Partial Relativity is the opinion professed by most philosophers (and by most persons who do not philosophize). They hold that we know things partly as they are in themselves, partly as they are merely in relation to us.
This discrimination of the various schools of philosophers is highly instructive, and is given with the full perspicuity belonging to Mr Mill’s style. He proceeds to examine in what sense Sir W. Hamilton maintained the Relativity of Human Knowledge. He cites passages both from the ‘Discussions on Philosophy’ and from the Lectures, in which that doctrine is both affirmed in its greatest amplitude, and enunciated in the most emphatic language—(pp. 17, 18, 22, 23).
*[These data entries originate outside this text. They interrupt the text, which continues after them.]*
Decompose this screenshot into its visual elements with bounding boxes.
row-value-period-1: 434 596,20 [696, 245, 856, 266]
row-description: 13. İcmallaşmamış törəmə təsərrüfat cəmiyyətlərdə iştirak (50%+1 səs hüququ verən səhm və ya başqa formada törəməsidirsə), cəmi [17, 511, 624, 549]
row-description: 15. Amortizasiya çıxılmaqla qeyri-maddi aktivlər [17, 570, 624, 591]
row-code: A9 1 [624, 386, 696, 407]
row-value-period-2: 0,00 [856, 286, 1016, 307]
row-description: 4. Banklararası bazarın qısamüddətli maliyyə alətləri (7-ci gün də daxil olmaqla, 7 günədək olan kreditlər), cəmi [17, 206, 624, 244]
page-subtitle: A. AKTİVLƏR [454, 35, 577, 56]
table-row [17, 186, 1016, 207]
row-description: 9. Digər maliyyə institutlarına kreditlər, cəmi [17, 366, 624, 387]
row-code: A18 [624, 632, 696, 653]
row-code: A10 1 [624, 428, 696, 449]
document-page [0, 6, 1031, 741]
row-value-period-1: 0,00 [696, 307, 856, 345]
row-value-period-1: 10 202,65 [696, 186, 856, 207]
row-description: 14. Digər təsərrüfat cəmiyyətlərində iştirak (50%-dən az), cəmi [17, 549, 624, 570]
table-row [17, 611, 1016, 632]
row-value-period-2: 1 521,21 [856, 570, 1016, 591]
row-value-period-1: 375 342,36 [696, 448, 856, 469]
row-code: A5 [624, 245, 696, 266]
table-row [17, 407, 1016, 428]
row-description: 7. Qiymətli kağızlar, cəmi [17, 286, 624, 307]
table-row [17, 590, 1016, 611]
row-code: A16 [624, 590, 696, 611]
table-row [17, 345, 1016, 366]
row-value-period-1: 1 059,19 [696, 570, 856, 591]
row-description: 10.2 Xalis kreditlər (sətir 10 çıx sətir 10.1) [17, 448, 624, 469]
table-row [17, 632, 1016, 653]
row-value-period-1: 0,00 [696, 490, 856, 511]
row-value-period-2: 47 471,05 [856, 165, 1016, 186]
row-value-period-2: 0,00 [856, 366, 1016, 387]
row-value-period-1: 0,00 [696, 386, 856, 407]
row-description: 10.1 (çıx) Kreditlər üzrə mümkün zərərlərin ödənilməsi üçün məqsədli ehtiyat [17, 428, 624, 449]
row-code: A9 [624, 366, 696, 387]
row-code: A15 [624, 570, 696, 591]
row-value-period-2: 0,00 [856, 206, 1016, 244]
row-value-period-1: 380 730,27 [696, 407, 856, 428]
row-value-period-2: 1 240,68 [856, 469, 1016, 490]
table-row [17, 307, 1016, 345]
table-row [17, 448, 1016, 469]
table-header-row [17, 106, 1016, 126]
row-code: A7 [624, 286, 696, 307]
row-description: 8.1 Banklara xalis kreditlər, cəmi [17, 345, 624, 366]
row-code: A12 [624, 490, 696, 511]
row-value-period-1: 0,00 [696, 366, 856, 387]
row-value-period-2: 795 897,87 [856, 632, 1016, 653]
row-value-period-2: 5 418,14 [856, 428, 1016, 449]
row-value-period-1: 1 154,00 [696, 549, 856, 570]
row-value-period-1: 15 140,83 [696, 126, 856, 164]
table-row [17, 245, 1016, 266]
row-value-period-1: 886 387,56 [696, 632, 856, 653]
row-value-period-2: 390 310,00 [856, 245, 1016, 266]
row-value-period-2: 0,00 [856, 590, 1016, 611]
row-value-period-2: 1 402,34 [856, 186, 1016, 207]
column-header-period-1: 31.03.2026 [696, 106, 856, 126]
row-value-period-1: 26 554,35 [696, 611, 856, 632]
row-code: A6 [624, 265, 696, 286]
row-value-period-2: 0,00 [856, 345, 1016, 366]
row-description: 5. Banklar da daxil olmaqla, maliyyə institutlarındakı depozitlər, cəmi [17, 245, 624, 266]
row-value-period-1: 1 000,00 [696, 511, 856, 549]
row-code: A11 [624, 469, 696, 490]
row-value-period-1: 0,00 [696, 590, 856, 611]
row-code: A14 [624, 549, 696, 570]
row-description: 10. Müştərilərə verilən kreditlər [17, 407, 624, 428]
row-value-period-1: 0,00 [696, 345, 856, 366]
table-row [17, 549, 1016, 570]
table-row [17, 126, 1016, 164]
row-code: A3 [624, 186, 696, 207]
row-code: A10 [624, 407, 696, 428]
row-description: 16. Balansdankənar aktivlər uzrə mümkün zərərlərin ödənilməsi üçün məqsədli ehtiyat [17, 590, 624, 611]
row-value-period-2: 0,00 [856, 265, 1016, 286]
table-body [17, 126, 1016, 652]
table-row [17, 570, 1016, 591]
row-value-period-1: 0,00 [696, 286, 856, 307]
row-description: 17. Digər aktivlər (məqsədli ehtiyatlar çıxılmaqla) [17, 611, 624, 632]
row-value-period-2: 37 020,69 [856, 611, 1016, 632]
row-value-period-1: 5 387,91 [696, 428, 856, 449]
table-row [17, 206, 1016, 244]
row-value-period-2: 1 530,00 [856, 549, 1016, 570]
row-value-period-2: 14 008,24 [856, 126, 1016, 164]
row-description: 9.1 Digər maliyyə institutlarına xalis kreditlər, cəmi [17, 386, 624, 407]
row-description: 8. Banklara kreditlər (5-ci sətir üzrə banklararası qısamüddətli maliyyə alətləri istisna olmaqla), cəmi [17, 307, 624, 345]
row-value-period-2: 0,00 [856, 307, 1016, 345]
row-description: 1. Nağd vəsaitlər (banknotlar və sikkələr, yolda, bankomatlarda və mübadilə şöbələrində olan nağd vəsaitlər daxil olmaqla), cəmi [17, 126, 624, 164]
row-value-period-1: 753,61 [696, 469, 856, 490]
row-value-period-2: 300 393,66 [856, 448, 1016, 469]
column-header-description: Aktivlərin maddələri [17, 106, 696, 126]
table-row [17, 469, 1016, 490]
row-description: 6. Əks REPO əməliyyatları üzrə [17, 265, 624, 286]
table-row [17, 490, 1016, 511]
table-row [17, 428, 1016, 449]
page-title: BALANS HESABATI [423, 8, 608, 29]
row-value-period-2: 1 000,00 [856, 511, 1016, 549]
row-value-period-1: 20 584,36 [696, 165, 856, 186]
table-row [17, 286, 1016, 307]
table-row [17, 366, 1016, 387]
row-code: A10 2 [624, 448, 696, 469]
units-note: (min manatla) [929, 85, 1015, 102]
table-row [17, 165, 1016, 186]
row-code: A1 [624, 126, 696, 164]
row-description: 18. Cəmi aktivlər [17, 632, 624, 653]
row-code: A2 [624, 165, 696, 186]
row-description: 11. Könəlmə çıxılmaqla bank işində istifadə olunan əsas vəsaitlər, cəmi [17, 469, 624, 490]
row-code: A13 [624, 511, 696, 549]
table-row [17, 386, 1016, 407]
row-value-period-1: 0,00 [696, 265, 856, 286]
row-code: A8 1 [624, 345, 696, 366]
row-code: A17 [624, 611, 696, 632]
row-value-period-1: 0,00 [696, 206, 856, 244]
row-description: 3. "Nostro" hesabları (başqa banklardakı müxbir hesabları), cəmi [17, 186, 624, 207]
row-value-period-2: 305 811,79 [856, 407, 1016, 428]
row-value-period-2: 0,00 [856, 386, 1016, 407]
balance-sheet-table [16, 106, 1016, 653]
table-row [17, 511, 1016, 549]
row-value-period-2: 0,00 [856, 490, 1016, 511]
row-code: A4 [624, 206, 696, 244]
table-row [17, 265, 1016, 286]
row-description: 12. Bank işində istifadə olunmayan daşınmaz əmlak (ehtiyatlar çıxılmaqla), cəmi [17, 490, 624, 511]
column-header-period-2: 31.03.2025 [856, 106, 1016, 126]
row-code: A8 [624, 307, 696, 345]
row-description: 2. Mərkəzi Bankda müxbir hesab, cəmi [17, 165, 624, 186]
But he also produces extracts from the most elaborate of Sir W. Hamilton’s ‘Dissertations on Reid,’ in which a doctrine quite different and inconsistent is proclaimed—that our knowledge is only partially, not wholly, relative; that the secondary qualities of matter, indeed, are known to us only relatively, but that the primary qualities are known to us as they are in themselves, or as they exist objectively, and that they may be even evolved by demonstration a priori—(pp. 19-26, 30). The inconsistency between the two doctrines, professed at different times, and in different works, by Sir W. Hamilton, is certainly manifest. Mr Mill is of opinion that one of the two must be taken ’in a non-natural sense,’ and that Sir W. Hamilton either did not hold, or had ceased to hold, the doctrine of the full relativity of knowledge (pp. 20-28)—the hypothesis of a flat contradiction being in his view inadmissible. But we think it at least equally possible that Sir W. Hamilton held both the two opinions in their natural sense, and enforced both of them at different times by argument; his attention never having been called to the contradiction between them. That such forgetfulness was quite possible, will appear clearly in many parts of the present article. His argument in support of both is equally characterized by that peculiar energy of style which is frequent with him, and which no way resembles the qualifying refinements of one struggling to keep clear of a perceived contradiction.